Guiné Equatorial decide não abolir pena de morte “de uma penada”

Presidente da Guiné Equatorial, Teodoro Obiang

Depois de o Governo da Guiné Equatorial ter afirmado que a pena de morte seria abolida ainda este ano do país, decidiu agora que não vai impor esta mudança “de uma penada”, continuando a referir que a mesma se trata de um processo complexo.

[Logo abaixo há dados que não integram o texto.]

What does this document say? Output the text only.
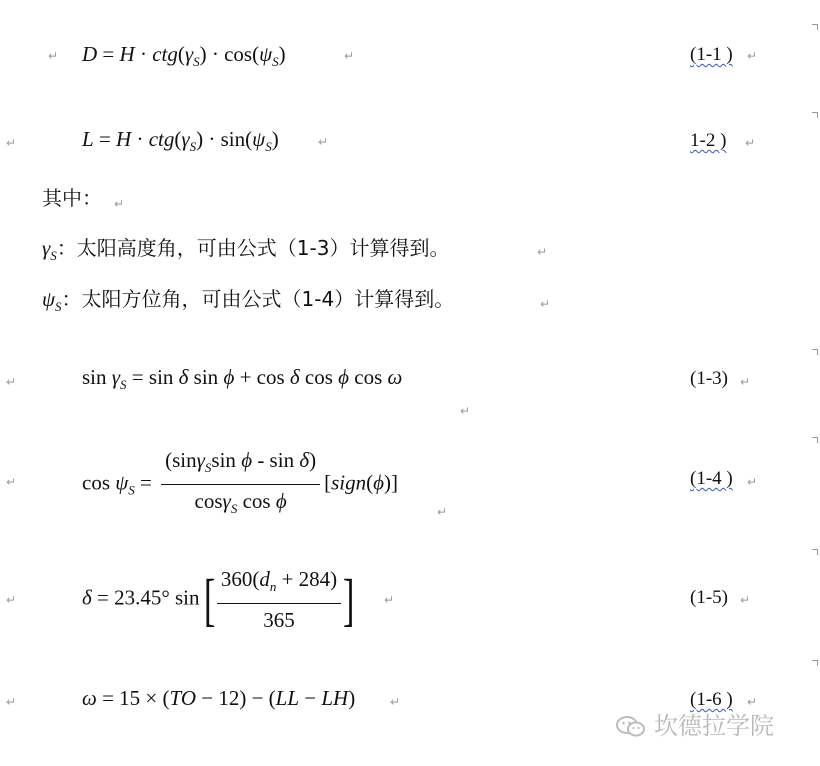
↵ $D = H \cdot ctg(\gamma_S) \cdot \cos(\psi_S)$	↵	(1-1 ) ↵
↵	$L = H \cdot ctg(\gamma_S) \cdot \sin(\psi_S)$	↵	1-2 ) ↵
其中： ↵
$\gamma_S$：太阳高度角，可由公式（1-3）计算得到。	↵
$\psi_S$：太阳方位角，可由公式（1-4）计算得到。	↵
↵	$\sin \gamma_S = \sin \delta$ sin ϕ + cos δ cos ϕ cos ω	(1-3) ↵
↵
↵	$\cos \psi_S = \frac{(\sin\gamma_S\sin \phi - \sin \delta)}{\cos\gamma_S \cos \phi}$ [sign(ϕ)]	(1-4 ) ↵
↵
↵	δ = 23.45° $\sin[ \frac{360(d_n + 284)}{365}$ ]	↵	(1-5) ↵
↵	ω = 15 × (TO − 12) − (LL − LH)	↵	(1-6 ) ↵
坎德拉学院
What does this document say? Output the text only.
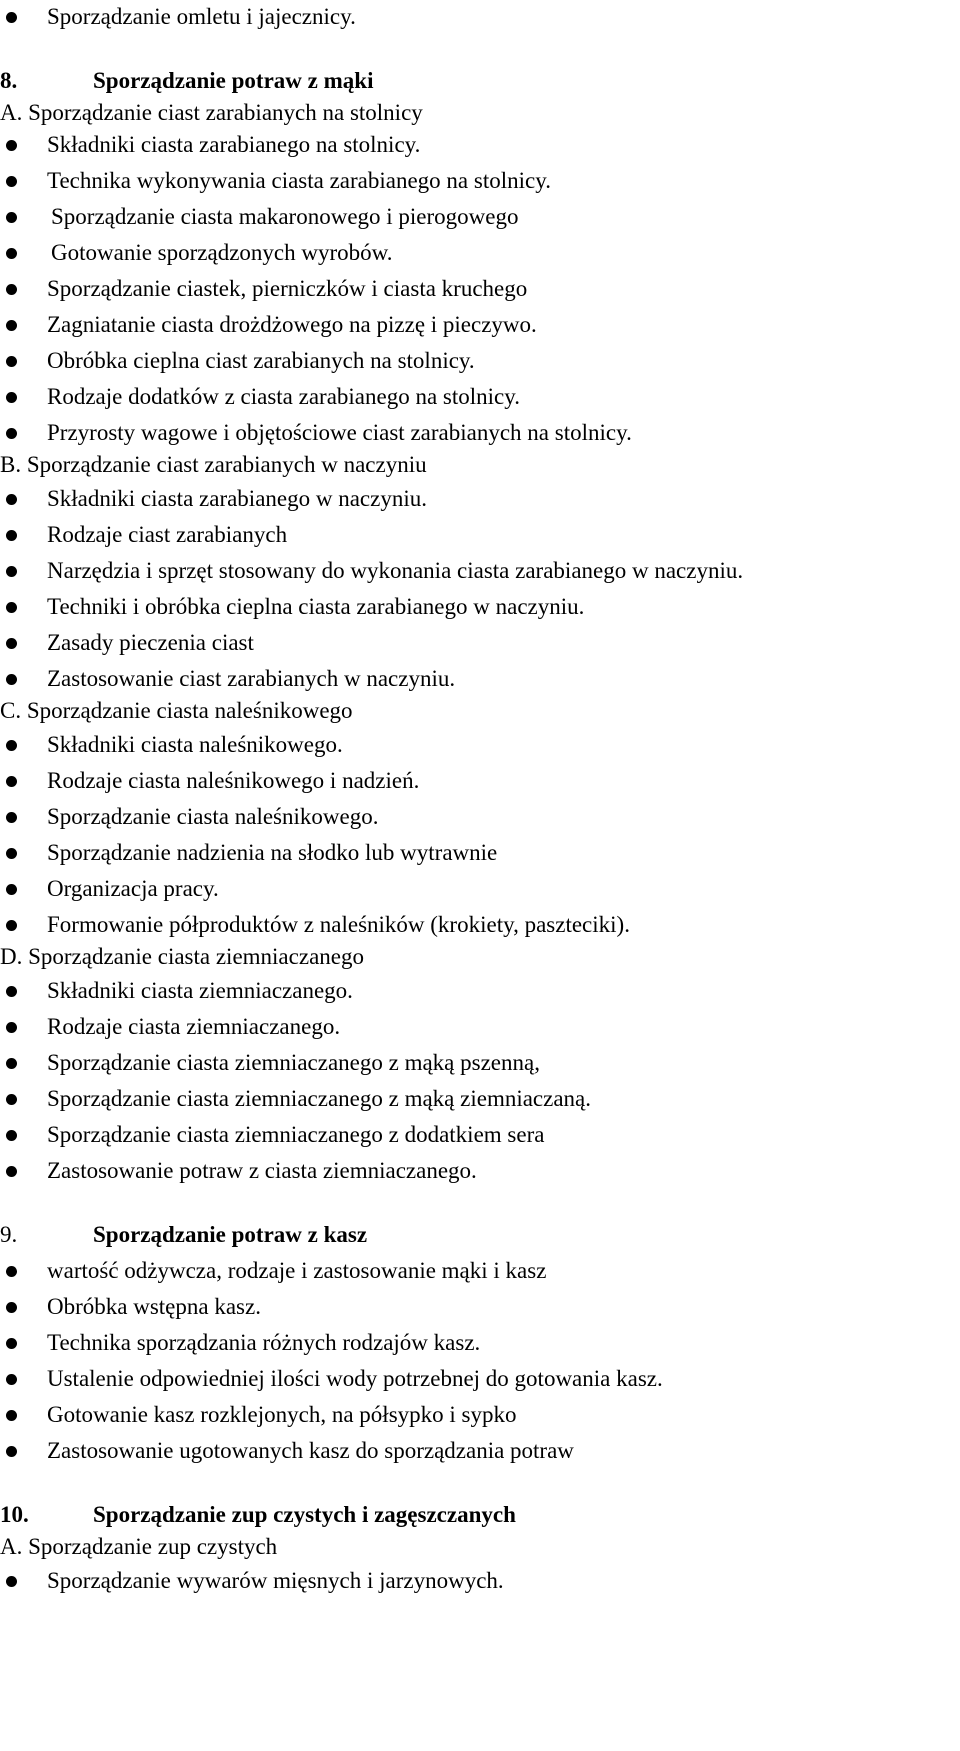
Sporządzanie omletu i jajecznicy.
8.	Sporządzanie potraw z mąki
A. Sporządzanie ciast zarabianych na stolnicy
Składniki ciasta zarabianego na stolnicy.
Technika wykonywania ciasta zarabianego na stolnicy.
Sporządzanie ciasta makaronowego i pierogowego
Gotowanie sporządzonych wyrobów.
Sporządzanie ciastek, pierniczków i ciasta kruchego
Zagniatanie ciasta drożdżowego na pizzę i pieczywo.
Obróbka cieplna ciast zarabianych na stolnicy.
Rodzaje dodatków z ciasta zarabianego na stolnicy.
Przyrosty wagowe i objętościowe ciast zarabianych na stolnicy.
B. Sporządzanie ciast zarabianych w naczyniu
Składniki ciasta zarabianego w naczyniu.
Rodzaje ciast zarabianych
Narzędzia i sprzęt stosowany do wykonania ciasta zarabianego w naczyniu.
Techniki i obróbka cieplna ciasta zarabianego w naczyniu.
Zasady pieczenia ciast
Zastosowanie ciast zarabianych w naczyniu.
C. Sporządzanie ciasta naleśnikowego
Składniki ciasta naleśnikowego.
Rodzaje ciasta naleśnikowego i nadzień.
Sporządzanie ciasta naleśnikowego.
Sporządzanie nadzienia na słodko lub wytrawnie
Organizacja pracy.
Formowanie półproduktów z naleśników (krokiety, paszteciki).
D. Sporządzanie ciasta ziemniaczanego
Składniki ciasta ziemniaczanego.
Rodzaje ciasta ziemniaczanego.
Sporządzanie ciasta ziemniaczanego z mąką pszenną,
Sporządzanie ciasta ziemniaczanego z mąką ziemniaczaną.
Sporządzanie ciasta ziemniaczanego z dodatkiem sera
Zastosowanie potraw z ciasta ziemniaczanego.
9.	Sporządzanie potraw z kasz
wartość odżywcza, rodzaje i zastosowanie mąki i kasz
Obróbka wstępna kasz.
Technika sporządzania różnych rodzajów kasz.
Ustalenie odpowiedniej ilości wody potrzebnej do gotowania kasz.
Gotowanie kasz rozklejonych, na półsypko i sypko
Zastosowanie ugotowanych kasz do sporządzania potraw
10.	Sporządzanie zup czystych i zagęszczanych
A. Sporządzanie zup czystych
Sporządzanie wywarów mięsnych i jarzynowych.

A posição foi defendida perante os enviados da Comunidade dos Países de Língua Portuguesa (CPLP). “A presidente do Senado disse-me que alguns podem pensar que [abolir a pena de morte] é uma questão de publicar um decreto e, tendo a maioria dos deputados, adotá-la. Dizem que não vão fazer isso, que essa não é a forma apropriada de, numa penada, resolver esse problema”, declarou o embaixador de Cabo Verde, José Luís Monteiro, que chefiou a primeira Missão de Acompanhamento do Programa de Adesão da Guiné Equatorial à CPLP.

Recorde-se que a missão de 17 delegados, entre eles diplomatas e técnicos da língua, património, cooperação e questões jurídicas de todos os Estados-membros, esteve em Malabo entre os dias 05 e 07 de junho.

Para abolir a pena de morte, as autoridades da Guiné Equatorial “dizem que é preciso obter o mínimo de consensos, que isso tem progredido e que está a ser pilotado diretamente pelo chefe de Estado” Teodoro Obiang, esclareceu o diplomata. Fazer “de uma penada” seria “resolver sem resolver”, acrescentou.

Foi também dito que “é preciso amadurecer” a questão. “Dizem que vão fazer, mas não vão impor. Dizem que seria perfeitamente possível ‘dar uma canetada’ e já está, mas que não vão fazer isso. Precisam de obter os entendimentos suficientes e concluir o processo de convencimento de forças políticas e personalidades para que, quando for feito, seja pacífico e não crie ressentimentos”, avançou Monteiro.

A missão da CPLP foi “passar em revista” os passos dados pelo país desde 2014, ano em que a Guiné Equatorial aderiu a esta comunidade lusófona. Na altura em que entrou na organização, o país comprometeu-se a desenvolver cinco temáticas, sendo elas a difusão da língua portuguesa, o acolhimento e implementação do acervo comunitário, a reabilitação da memória histórica e cultural, a comunicação institucional, e a promoção e integração da sociedade civil.